15 Et ero custos tuus quocumque perrexeris, et reducam te in terram hanc: nec dimittam nisi complevero universa quae dixi.
Seninle birlikteyim. Gideceğin her yerde seni koruyacak ve bu topraklara geri getireceğim. Verdiğim sözü yerine getirinceye kadar senden ayrılmayacağım.”
16 Cumque evigilasset Iacob de somno, ait: Vere Dominus est in loco isto, et ego nesciebam.
Yakup uyanınca, “RAB burada, ama ben farkına varamadım” diye düşündü.
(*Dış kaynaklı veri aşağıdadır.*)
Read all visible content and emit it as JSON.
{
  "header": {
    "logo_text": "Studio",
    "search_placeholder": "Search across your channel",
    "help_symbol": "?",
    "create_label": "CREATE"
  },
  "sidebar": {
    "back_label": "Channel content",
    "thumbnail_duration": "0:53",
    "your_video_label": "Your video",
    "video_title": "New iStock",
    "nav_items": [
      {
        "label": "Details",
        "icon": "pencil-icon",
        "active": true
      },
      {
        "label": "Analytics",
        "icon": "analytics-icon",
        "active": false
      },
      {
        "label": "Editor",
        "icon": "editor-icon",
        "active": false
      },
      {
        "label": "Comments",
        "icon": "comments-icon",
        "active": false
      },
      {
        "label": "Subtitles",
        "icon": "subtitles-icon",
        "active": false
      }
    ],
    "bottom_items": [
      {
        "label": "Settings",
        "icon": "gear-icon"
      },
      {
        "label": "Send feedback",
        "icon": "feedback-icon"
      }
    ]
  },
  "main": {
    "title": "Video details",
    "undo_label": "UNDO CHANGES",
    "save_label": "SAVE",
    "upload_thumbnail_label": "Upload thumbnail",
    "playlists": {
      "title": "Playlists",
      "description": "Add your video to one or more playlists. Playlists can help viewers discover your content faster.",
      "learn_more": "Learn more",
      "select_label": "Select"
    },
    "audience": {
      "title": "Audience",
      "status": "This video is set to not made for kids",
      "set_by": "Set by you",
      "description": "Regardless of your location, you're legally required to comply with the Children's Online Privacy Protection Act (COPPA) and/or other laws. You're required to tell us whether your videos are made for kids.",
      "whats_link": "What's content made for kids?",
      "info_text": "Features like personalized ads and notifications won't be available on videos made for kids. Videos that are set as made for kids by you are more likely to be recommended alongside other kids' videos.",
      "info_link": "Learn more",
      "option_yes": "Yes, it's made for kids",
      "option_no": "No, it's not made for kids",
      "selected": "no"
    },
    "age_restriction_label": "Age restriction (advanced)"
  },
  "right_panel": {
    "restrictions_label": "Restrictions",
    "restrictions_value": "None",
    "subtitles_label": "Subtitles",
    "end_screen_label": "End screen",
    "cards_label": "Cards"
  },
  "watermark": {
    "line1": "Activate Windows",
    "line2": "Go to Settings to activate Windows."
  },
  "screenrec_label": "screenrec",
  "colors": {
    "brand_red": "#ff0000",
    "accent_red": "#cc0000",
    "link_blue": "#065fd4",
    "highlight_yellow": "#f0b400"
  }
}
17 Pavensque: Quam terribilis est, inquit, locus iste! non est hic aliud nisi domus Dei, et porta caeli.
Korktu ve, “Ne korkunç bir yer!” dedi, “Bu, Tanrı'nın evinden başka bir yer olamaz. Burası göklerin kapısı.”
18 Surgens ergo Iacob mane, tulit lapidem quem supposuerat capiti suo, et erexit in titulum, fundens oleum desuper.
Ertesi sabah erkenden kalkıp başının altına koyduğu taşı anıt olarak dikti, üzerine zeytinyağı döktü.
19 Appellavitque nomen urbis Bethel, quae prius Luza vocabatur.
Oraya Beytel adını verdi. Kentin önceki adı Luz'du.
20 Vovit etiam votum, dicens: Si fuerit Dominus mecum, et custodierit me in via, per quam ego ambulo, et dederit mihi panem ad vescendum, et vestimentum ad induendum,
Sonra bir adak adayarak şöyle dedi: “Tanrı benimle olur, gittiğim yolda beni korur, bana yiyecek, giyecek sağlarsa,
21 reversusque fuero prospere ad domum patris mei: erit mihi Dominus in Deum,
babamın evine esenlik içinde dönersem, RAB benim Tanrım olacak.
22 et lapis iste, quem erexi in titulum, vocabitur Domus Dei: cunctorumque quae dederis mihi, decimas offeram tibi.
Anıt olarak diktiğim bu taş Tanrı'nın evi olacak. Bana vereceğin her şeyin ondalığını sana vereceğim.”